Rappelons que la « contrefaçon  » est un domaine de prédilection chez l’artiste qui s’est à plusieurs reprises autoproclamée « collectionneuse officielle de fake  » ou encore «  princesse de l’import chinese  », postant également des milliers de photos sur lesquelles elle exhibe ses multiples pièces d’imitation de grands créateurs. Dans les marchés aux puces installés en ZUS, des centaines de produits contrefaits trouvent leur place ainsi que leurs acheteurs. Des produits venant d’Asie, le plus souvent importés via des pays du Maghreb. Ici la contrefaçon fait partie du paysage et devient donc une banalité pour des consommateurs qui oublient souvent que ces achats les mettent dans l’illégalité. Dans ce contexte, il est donc très simple, mais non excusable, pour une personne de ne plus avoir la notion de propriété intellectuelle. Après avoir fait face à de nombreuses accusations de plagiat, le procès de Melissa Lacoste s’ouvre en octobre 2017. L’artiste n’ayant pas pris ces accusations au sérieux et ne s’étant pas préparée à une procédure judiciaire, elle doit accepter en dernier recours un avocat commis d’office, Me Eboué. La défense s’est retrouvée face à une partie civile représentée par l’expert en propriété intellectuelle Me Wagner, une situation qui annonçait avant même que le procès ne débute un délibéré en faveur de Mr Mohamed Slimani connu sous le nom de RJacks Prodz. Durant six jours, les jurés ont dû analyser onze chansons interprétées par Melissa Lacoste et présentes sur l’album Gadji en Or, en parallèle avec les instrumentales créées par le beat-maker RJacks Prodz afin d’en dégager les similitudes. La cour et le jury se sont très vite rendus compte que Melissa Lacoste avait uti-

lisé les instrumentales sans les modifier tout en prenant soin de supprimer le tag du beatmaker ( signature vocale nommant le créateur ).
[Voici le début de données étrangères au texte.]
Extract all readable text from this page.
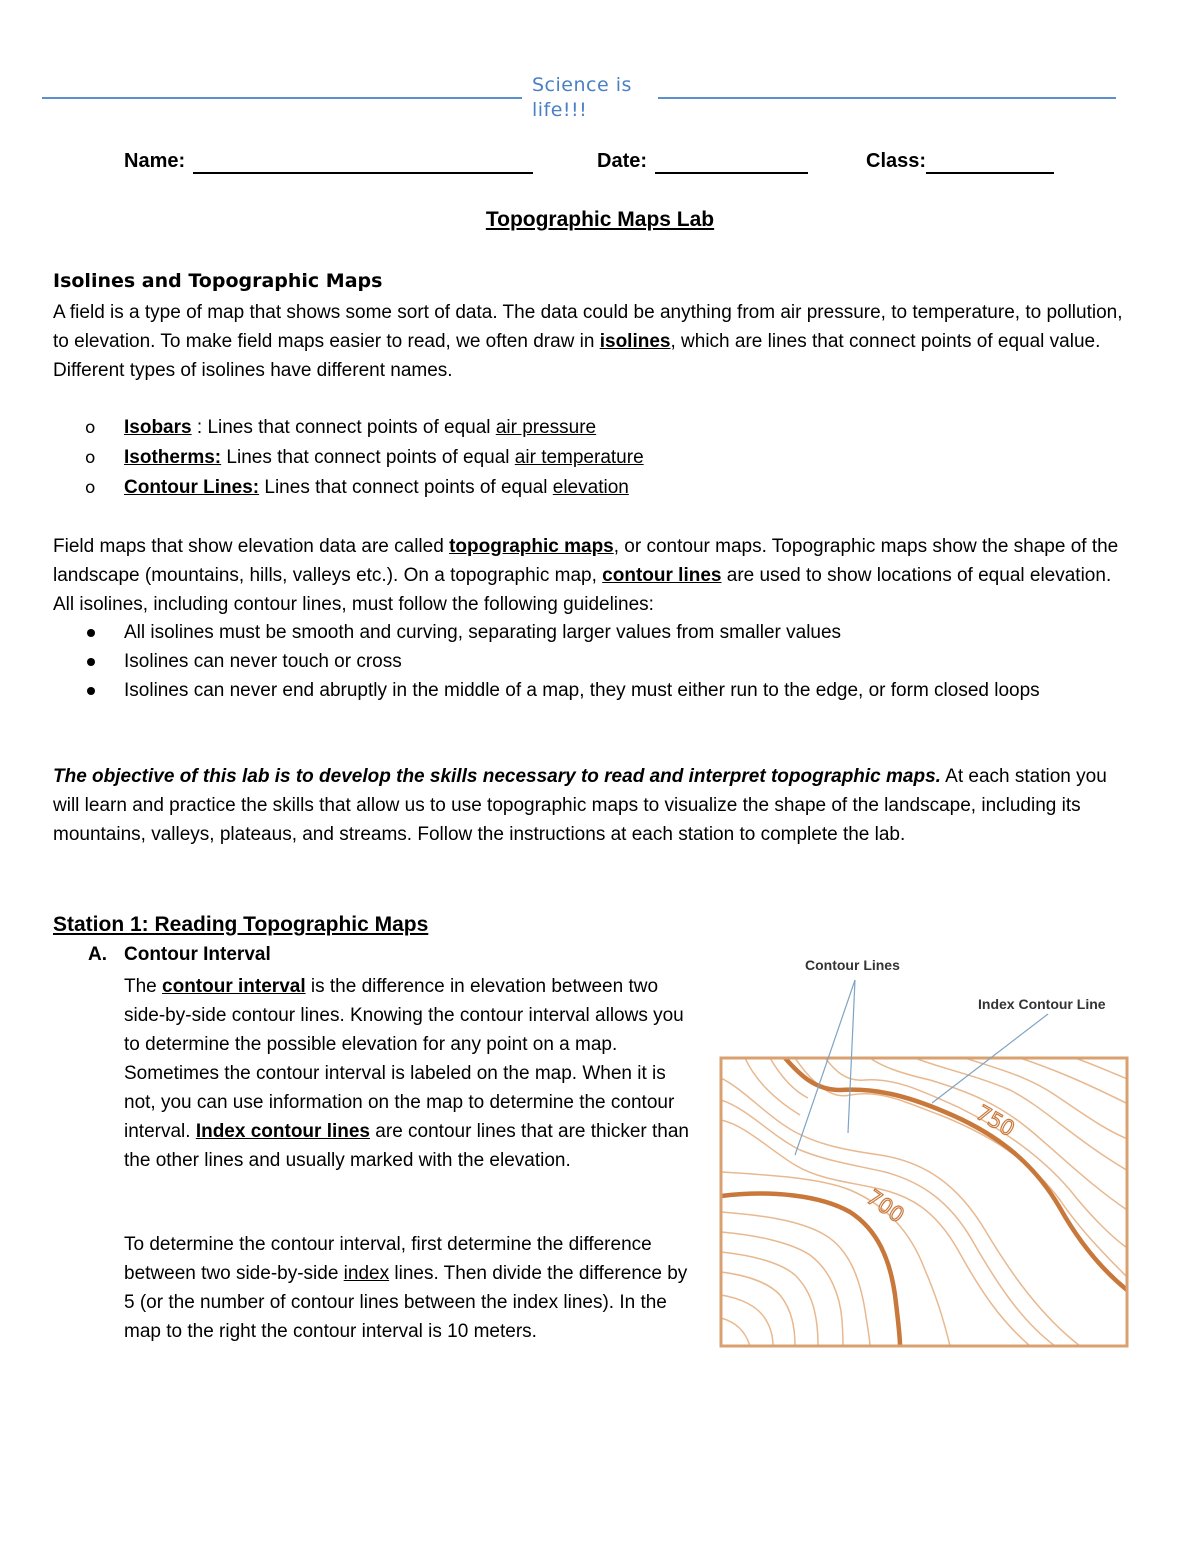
Science is life!!!
Name:	Date:	Class:
Topographic Maps Lab
Isolines and Topographic Maps
A field is a type of map that shows some sort of data. The data could be anything from air pressure, to temperature, to pollution, to elevation. To make field maps easier to read, we often draw in isolines, which are lines that connect points of equal value. Different types of isolines have different names.
o Isobars : Lines that connect points of equal air pressure
o Isotherms: Lines that connect points of equal air temperature
o Contour Lines: Lines that connect points of equal elevation
Field maps that show elevation data are called topographic maps, or contour maps. Topographic maps show the shape of the landscape (mountains, hills, valleys etc.). On a topographic map, contour lines are used to show locations of equal elevation. All isolines, including contour lines, must follow the following guidelines:
All isolines must be smooth and curving, separating larger values from smaller values
Isolines can never touch or cross
Isolines can never end abruptly in the middle of a map, they must either run to the edge, or form closed loops
The objective of this lab is to develop the skills necessary to read and interpret topographic maps. At each station you will learn and practice the skills that allow us to use topographic maps to visualize the shape of the landscape, including its mountains, valleys, plateaus, and streams. Follow the instructions at each station to complete the lab.
Station 1: Reading Topographic Maps
A. Contour Interval
The contour interval is the difference in elevation between two side-by-side contour lines. Knowing the contour interval allows you to determine the possible elevation for any point on a map. Sometimes the contour interval is labeled on the map. When it is not, you can use information on the map to determine the contour interval. Index contour lines are contour lines that are thicker than the other lines and usually marked with the elevation.
To determine the contour interval, first determine the difference between two side-by-side index lines. Then divide the difference by 5 (or the number of contour lines between the index lines). In the map to the right the contour interval is 10 meters.
750
700
Contour Lines
Index Contour Line
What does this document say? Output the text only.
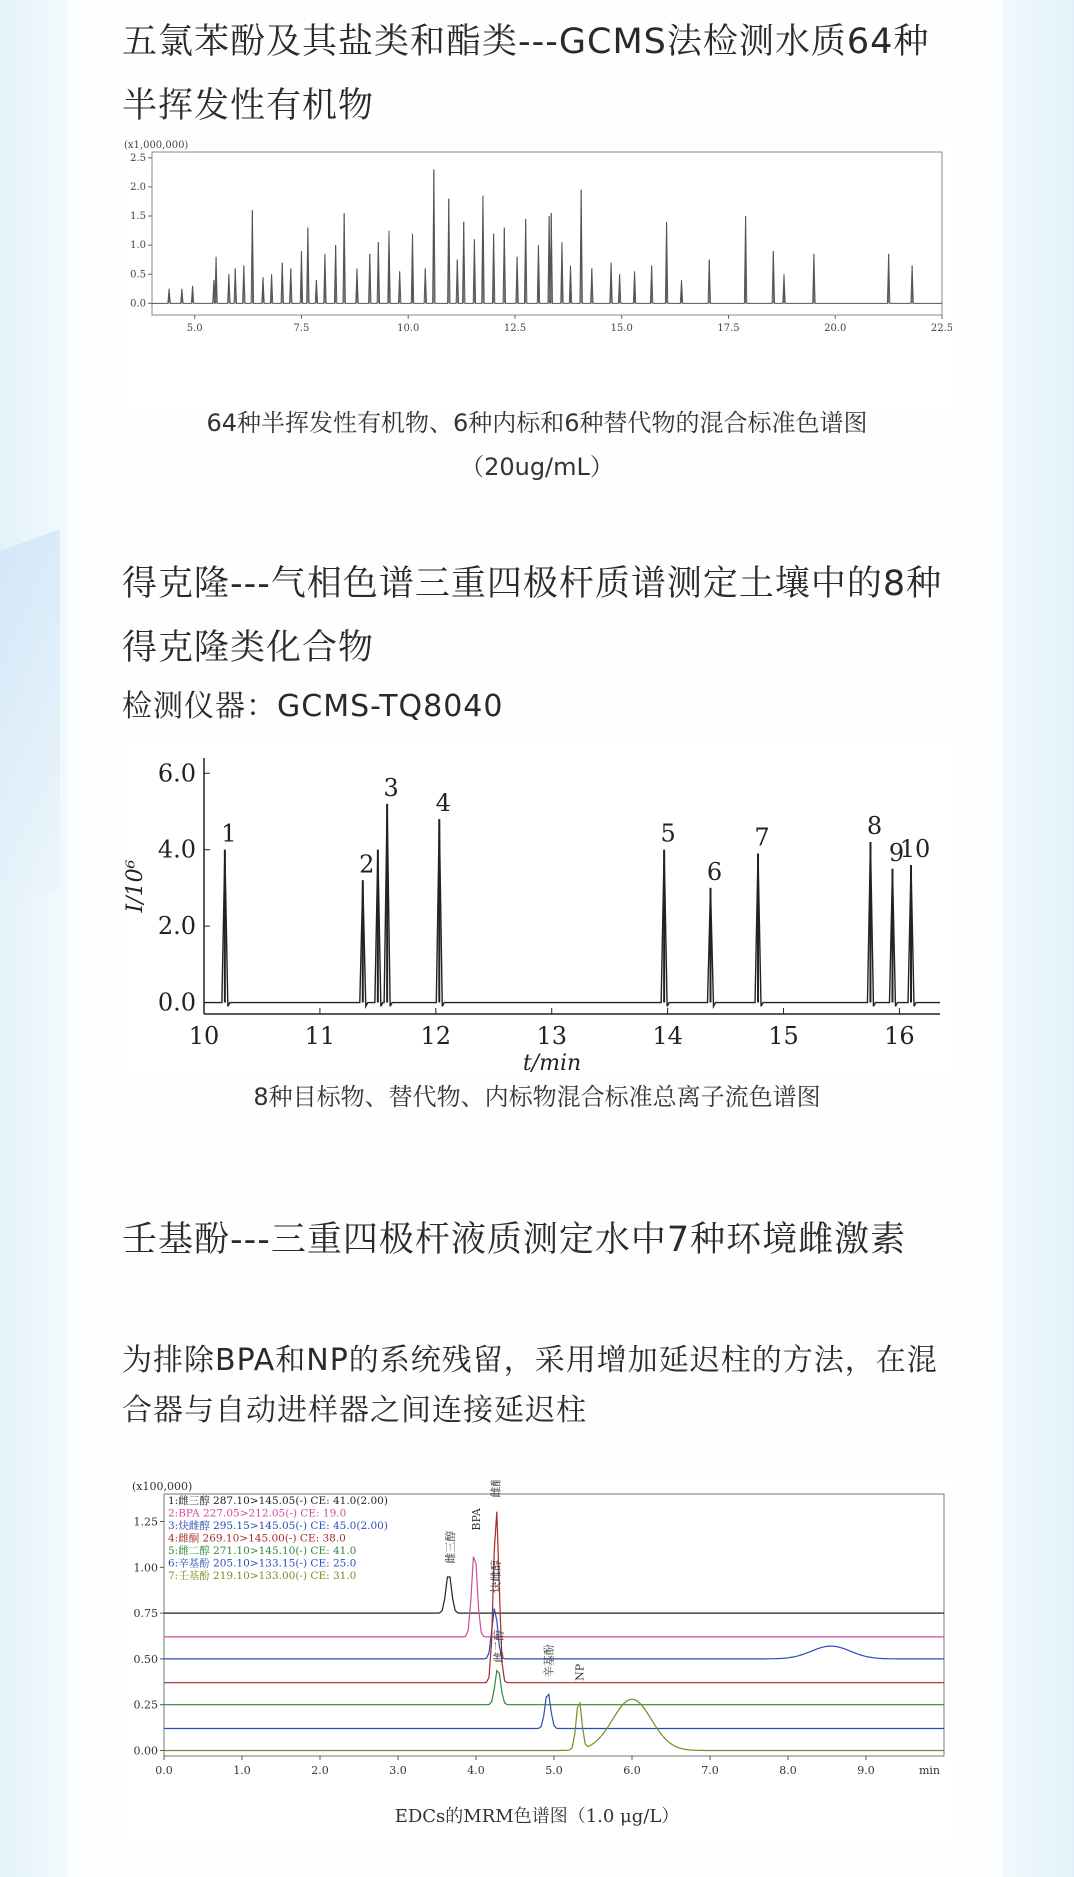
五氯苯酚及其盐类和酯类---GCMS法检测水质64种半挥发性有机物
(x1,000,000)
0.0
0.5
1.0
1.5
2.0
2.5
5.0	7.5	10.0	12.5	15.0	17.5	20.0	22.5
64种半挥发性有机物、6种内标和6种替代物的混合标准色谱图
（20ug/mL）
得克隆---气相色谱三重四极杆质谱测定土壤中的8种得克隆类化合物
检测仪器：GCMS-TQ8040
0.0
2.0
4.0
6.0
10	11	12	13	14	15	16
t/min
I/10⁶
1
2
3
4
5
6
7	8
9
10
8种目标物、替代物、内标物混合标准总离子流色谱图
壬基酚---三重四极杆液质测定水中7种环境雌激素
为排除BPA和NP的系统残留，采用增加延迟柱的方法，在混合器与自动进样器之间连接延迟柱
(x100,000)
0.00
0.25
0.50
0.75
1.00
1.25
0.0	1.0	2.0	3.0	4.0	5.0	6.0	7.0	8.0	9.0	min
1:雌三醇 287.10>145.05(-) CE: 41.0(2.00)
2:BPA 227.05>212.05(-) CE: 19.0
3:炔雌醇 295.15>145.05(-) CE: 45.0(2.00)
4:雌酮 269.10>145.00(-) CE: 38.0
5:雌二醇 271.10>145.10(-) CE: 41.0
6:辛基酚 205.10>133.15(-) CE: 25.0
7:壬基酚 219.10>133.00(-) CE: 31.0
雌三醇
BPA
雌酮
炔雌醇
雌二醇	辛基酚 NP
EDCs的MRM色谱图（1.0 μg/L）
Face à cette évidence, la rappeuse a tenté en vain de se défendre au nom des ressemblances récurrentes au sein de ce genre musical, expliquant que «  RJacks Prodz n’avait rien inventé  » et qu’il devait «  arrêter de se prendre pour Dj Khaled  », n’hésitant pas par la même occasion à insulter son avocat Me Eboué le désignant comme «  un vieux gadjo incapable, qui capte rien au rap  ». Des réflexions et une attitude qui se sont très rapidement retournées contre elle, l’artiste ayant été rappelée à l’ordre à de nombreuses reprises par le juge d’instruction et perdant toute crédibilité aux yeux de la cour et des jurés. En plus de l’arrêt de la mise en vente de l’album ordonné par l’avocat général à la demande de la partie civile, Melissa Lacoste doit faire face à des dommages et intérêts représentant une somme colossale avoisinant les 1 500 000 euros. Il est donc certain que l’artiste, en plus de perdre les recettes de son album, devra s’endetter afin de s’acquitter de ces intérêts. Un préjudice financier qui, on l’imagine, pourrait courir à sa perte et mettre définitivement fin à sa carrière.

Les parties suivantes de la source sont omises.